Once the data has been collected, you can proceed with configuring and customizing the CMDB. This involves defining the classes of Configuration Items (CIs) and the relationships between them, as well as configuring the attributes and values for each CI. You’ll also need to define rules for version and dependency management to ensure the accuracy of the CMDB’s data.

During this phase, it's important to maintain an iterative approach, regularly testing and validating the CMDB's configuration to ensure it meets the organization's needs. You may also need to train the CMDB's end-users and administrators in its use and its features.

After the data collection, it's now time to model them in the CMDB. The form data has been compiled, and the script data has been cleaned and standardized. For the sake of simplification, MLB decided that only processes, applications, servers, and networks would be represented. Middleware types such as enterprise buses / ESBs will not be represented in the CMDB. Throughout the data integration process, the person in charge regularly sends a report to the business managers for validation.

Maintenance and Ongoing Management

Once the CMDB is up and running, it's crucial to establish maintenance and ongoing management processes to ensure its quality and long-term utility. This involves regularly monitoring and updating the CMDB's data, resolving errors and inconsistencies, and responding to changes in the organization's IT environment.

It's also important to regularly assess the CMDB's efficiency based on the objectives defined during initial planning and make any necessary adjustments to optimize its performance. Continued collaboration with stakeholders and establishing a data governance culture are also critical for long-term CMDB success.
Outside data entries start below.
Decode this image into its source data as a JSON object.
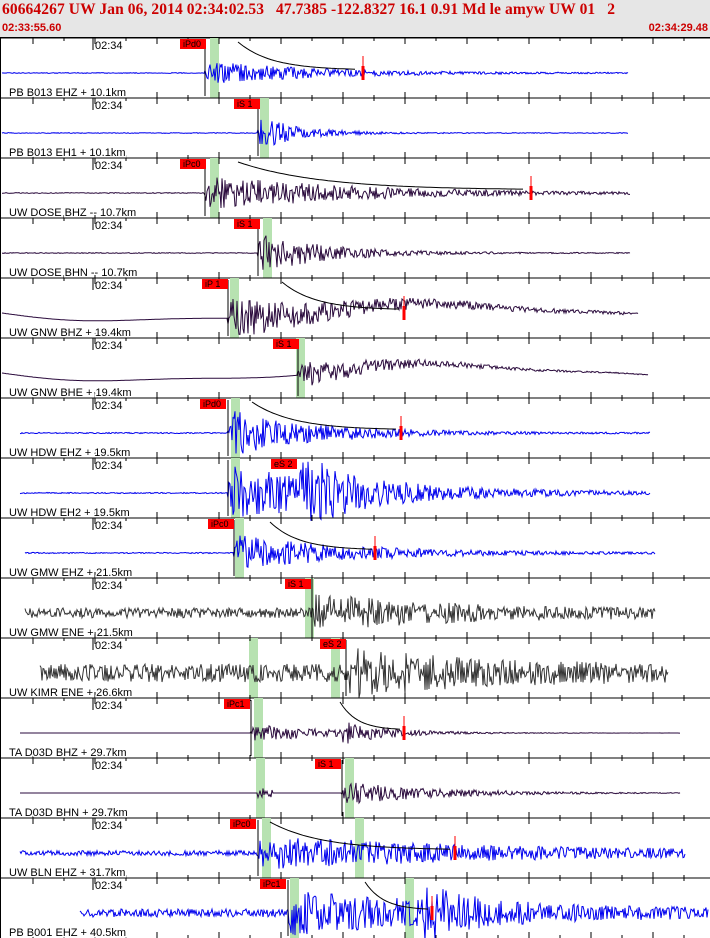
{
  "header": {
    "title": "60664267 UW Jan 06, 2014 02:34:02.53   47.7385 -122.8327 16.1 0.91 Md le amyw UW 01   2",
    "start_time": "02:33:55.60",
    "end_time": "02:34:29.48"
  },
  "colors": {
    "header_bg": "#e6e6e6",
    "header_text": "#cc0000",
    "pick_box": "#ff0000",
    "trace_blue": "#0000ee",
    "trace_dark": "#2a0a3c",
    "trace_gray": "#333333",
    "window_band": "#b7e2b1",
    "coda": "#000000",
    "amp_marker": "#ff0000"
  },
  "traces": [
    {
      "label": "PB B013 EHZ + 10.1km",
      "time_label": "02:34",
      "pick": "iPd0",
      "color": "blue",
      "flat": true
    },
    {
      "label": "PB B013 EH1 + 10.1km",
      "time_label": "02:34",
      "pick": "iS 1",
      "color": "blue",
      "flat": true
    },
    {
      "label": "UW DOSE BHZ -- 10.7km",
      "time_label": "02:34",
      "pick": "iPc0",
      "color": "dark",
      "flat": true
    },
    {
      "label": "UW DOSE BHN -- 10.7km",
      "time_label": "02:34",
      "pick": "iS 1",
      "color": "dark",
      "flat": true
    },
    {
      "label": "UW GNW BHZ + 19.4km",
      "time_label": "02:34",
      "pick": "iP 1",
      "color": "dark",
      "flat": false
    },
    {
      "label": "UW GNW BHE + 19.4km",
      "time_label": "02:34",
      "pick": "iS 1",
      "color": "dark",
      "flat": false
    },
    {
      "label": "UW HDW EHZ + 19.5km",
      "time_label": "02:34",
      "pick": "iPd0",
      "color": "blue",
      "flat": true
    },
    {
      "label": "UW HDW EH2 + 19.5km",
      "time_label": "02:34",
      "pick": "eS 2",
      "color": "blue",
      "flat": true
    },
    {
      "label": "UW GMW EHZ + 21.5km",
      "time_label": "02:34",
      "pick": "iPc0",
      "color": "blue",
      "flat": true
    },
    {
      "label": "UW GMW ENE + 21.5km",
      "time_label": "02:34",
      "pick": "iS 1",
      "color": "gray",
      "flat": true
    },
    {
      "label": "UW KIMR ENE + 26.6km",
      "time_label": "02:34",
      "pick": "eS 2",
      "color": "gray",
      "flat": true
    },
    {
      "label": "TA D03D BHZ + 29.7km",
      "time_label": "02:34",
      "pick": "iPc1",
      "color": "dark",
      "flat": true
    },
    {
      "label": "TA D03D BHN + 29.7km",
      "time_label": "02:34",
      "pick": "iS 1",
      "color": "dark",
      "flat": true
    },
    {
      "label": "UW BLN EHZ + 31.7km",
      "time_label": "02:34",
      "pick": "iPc0",
      "color": "blue",
      "flat": true
    },
    {
      "label": "PB B001 EHZ + 40.5km",
      "time_label": "02:34",
      "pick": "iPc1",
      "color": "blue",
      "flat": true
    }
  ]
}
We have a review process at MLB, largely inspired by the ISO9001 standard. So, in our control plan, we have planned to review the content of the CMDB monthly. When work is regularly monitored, the effort to update isn't that great, and we have built our different "views" on the IS to identify the latest changes (VMs created less than 1 month ago, new applications in Azure SSO, etc.)

That's it!

Implementing an effective CMDB requires careful planning, accurate data collection, careful configuration, and continuous management. By following these four key steps, you can ensure that your CMDB is well-designed and represents a valuable tool for your organization's IT management.